O mesmo Edinho, registre-se, foi, ao lado de Jaques Wagner e outros, um dos responsáveis pela política de “união” e concessões logo no início do segundo governo Dilma. Edinho Silva foi chefe da Secom no segundo governo Dilma e Wagner chefe da Casa Civil. Apoiaram a indicação de Joaquim Levy para a Fazenda, quando implementou-se uma política econômica não muito diferente da de Haddad, com perfil fiscalista. A tese era a mesma: se fizerem-se concessões ao grande capital, especialmente o financeiro, à direita tradicional e aos militares haverá estabilidade. Viu-se no que deu. Ali, vale a menção, havia o dedo de Lula. Lula de fato não indicou Levy para a Fazenda. Pior: indicou o chefe dele, Luiz Carlos Trabuco, então presidente do Bradesco. Trabuco recusou o convite e indicou Levy.

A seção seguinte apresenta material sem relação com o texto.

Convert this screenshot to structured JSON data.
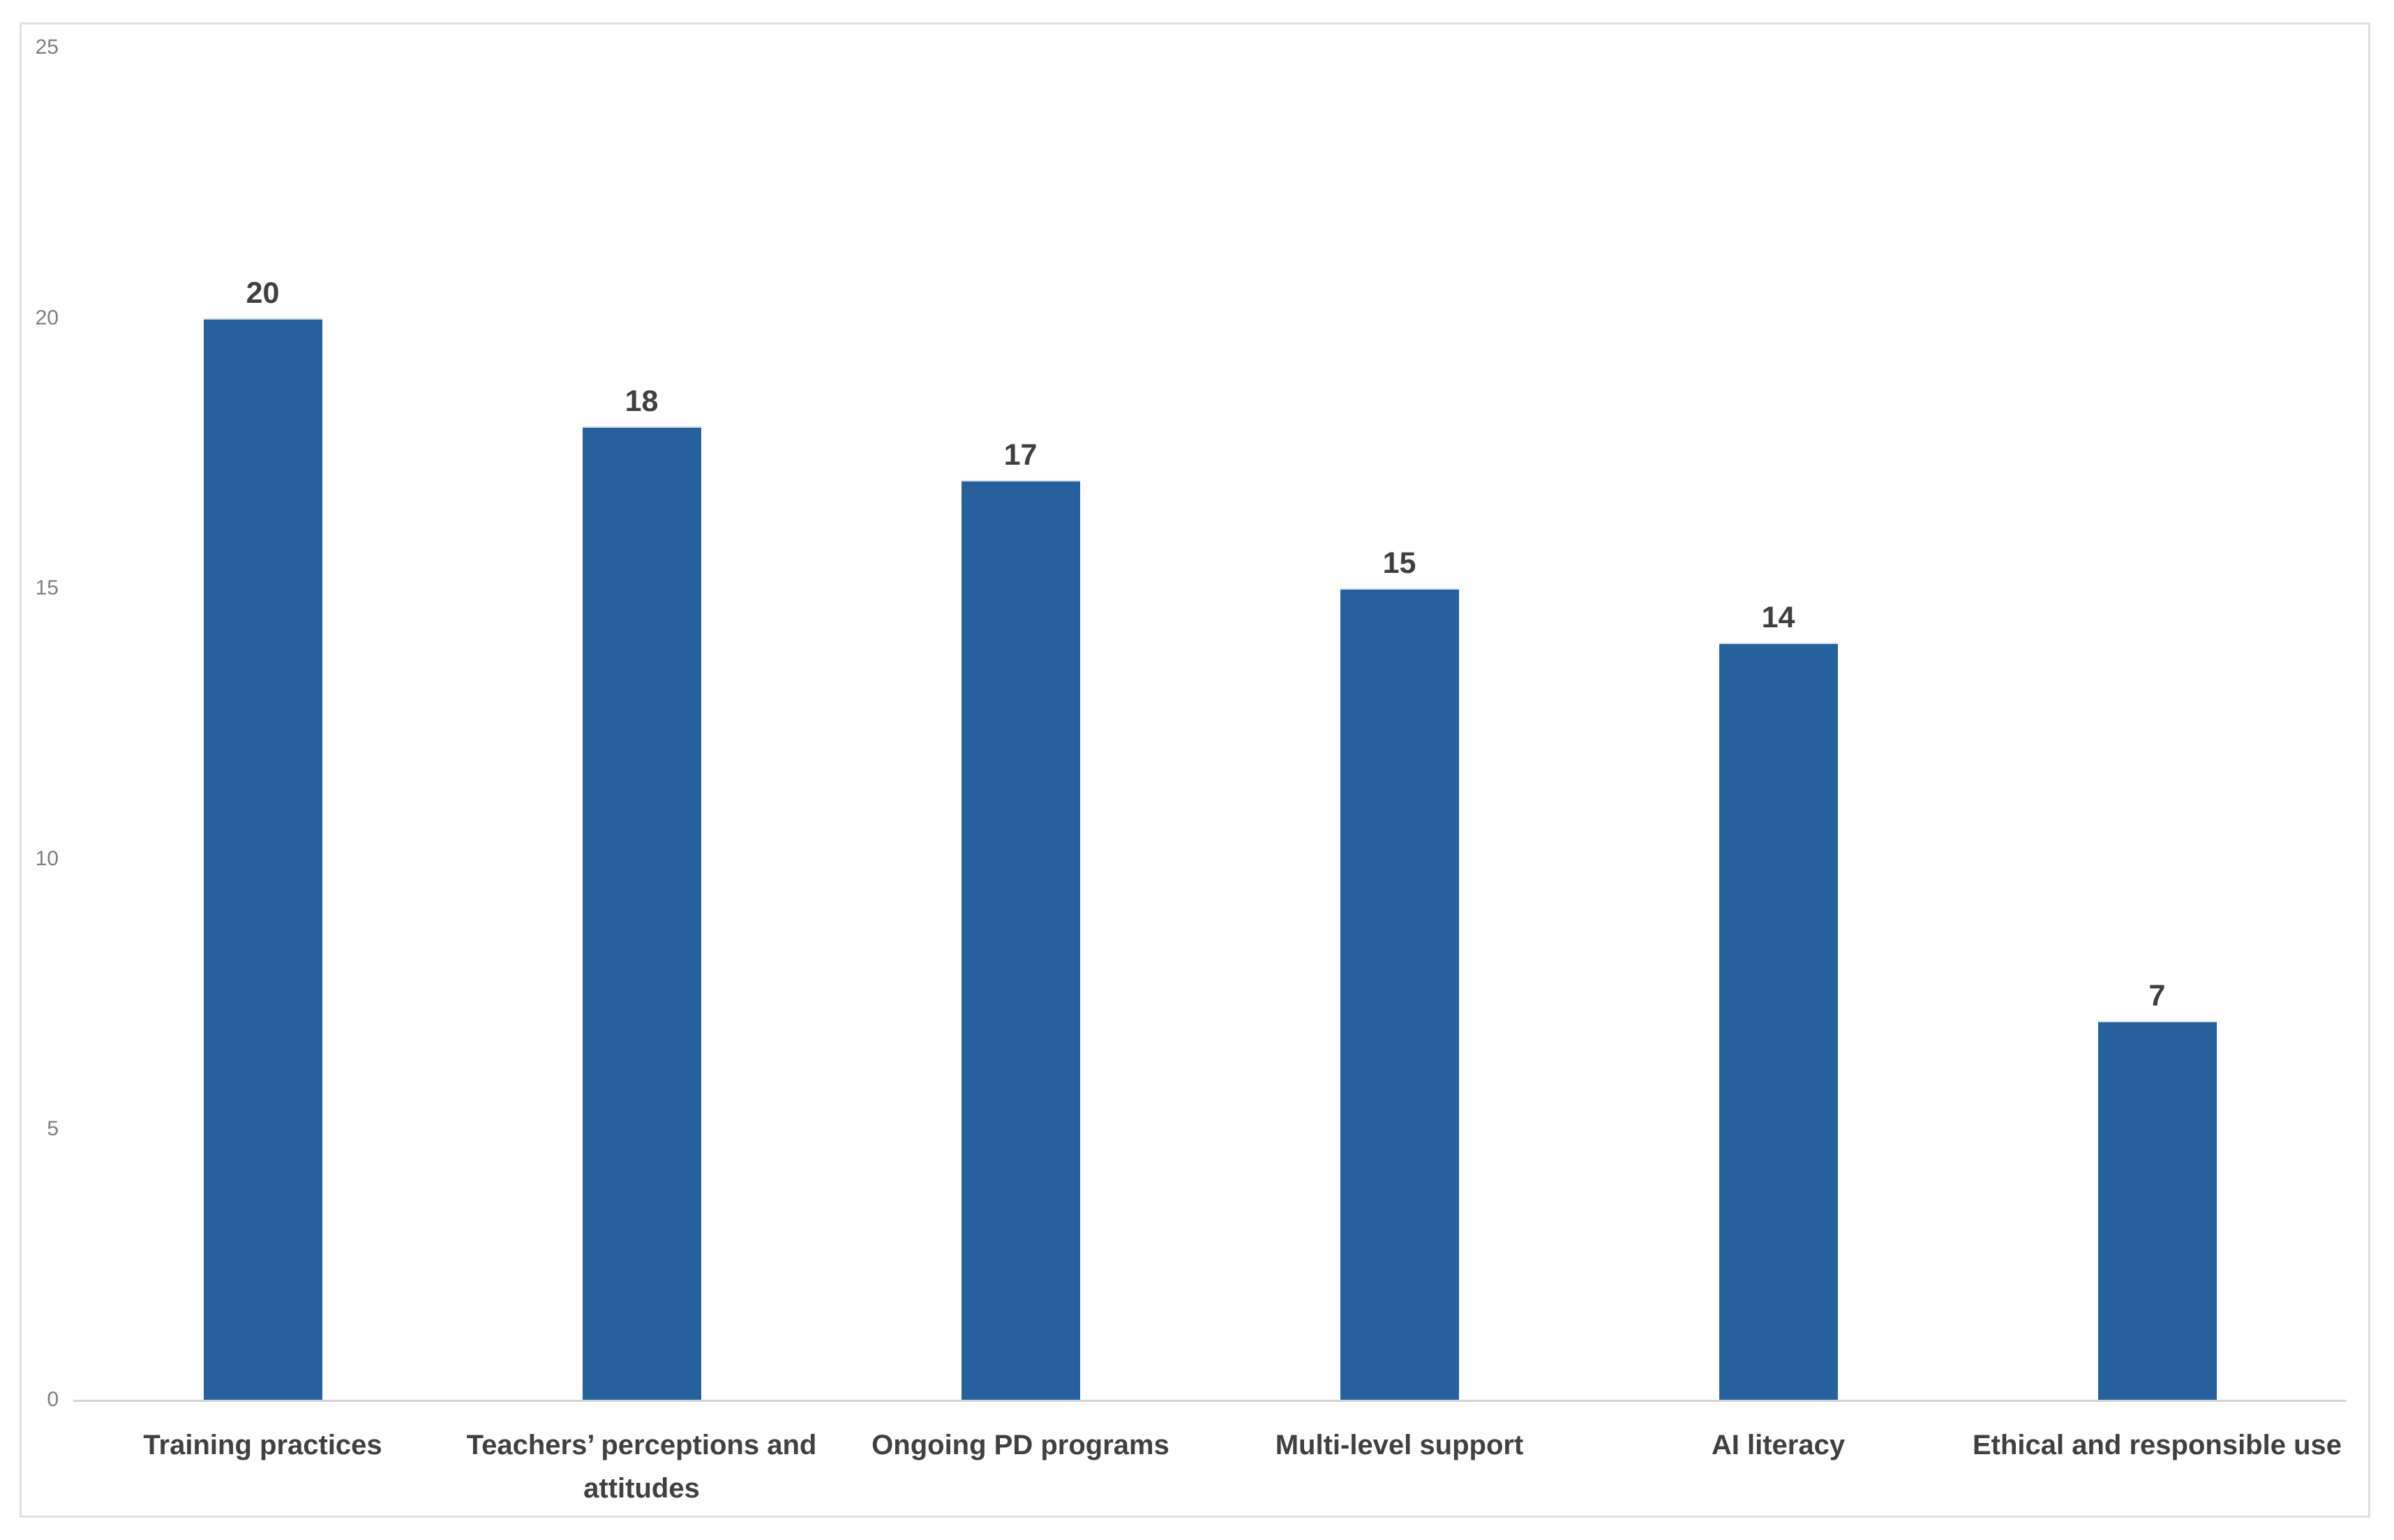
{
  "chart_data": {
    "type": "bar",
    "categories": [
      "Training practices",
      "Teachers’ perceptions and attitudes",
      "Ongoing PD programs",
      "Multi-level support",
      "AI literacy",
      "Ethical and responsible use"
    ],
    "values": [
      20,
      18,
      17,
      15,
      14,
      7
    ],
    "title": "",
    "xlabel": "",
    "ylabel": "",
    "ylim": [
      0,
      25
    ],
    "yticks": [
      0,
      5,
      10,
      15,
      20,
      25
    ],
    "grid": false,
    "legend": false,
    "data_labels_shown": true,
    "colors": {
      "bar": "#26619e",
      "bar_edge": "#d9e2ee",
      "value_label": "#3f3f3f",
      "category_label": "#404040",
      "axis_tick_label": "#7f7f7f",
      "axis_line": "#d6d6d6",
      "frame_border": "#dfdfdf",
      "background": "#ffffff"
    }
  }
}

O que se viu até agora no governo Lula, portanto, é o seguimento e a radicalização de uma política que conforma o lulismo há pelo menos duas décadas.

No Palácio, o que se ouve depois das pesquisas é que em vez de mudança de rumos, o governo deve aprofundar ainda mais a política atual e adernar à direita, com mais acordos com o  grande capital, com o Centrão e os militares. Nos desvãos da “grande política de união”, concessões aos trabalhadores, às mulheres, à juventude preta periférica, aos povos indígenas. Quanto à esquerda, deverá ser mantida à distância.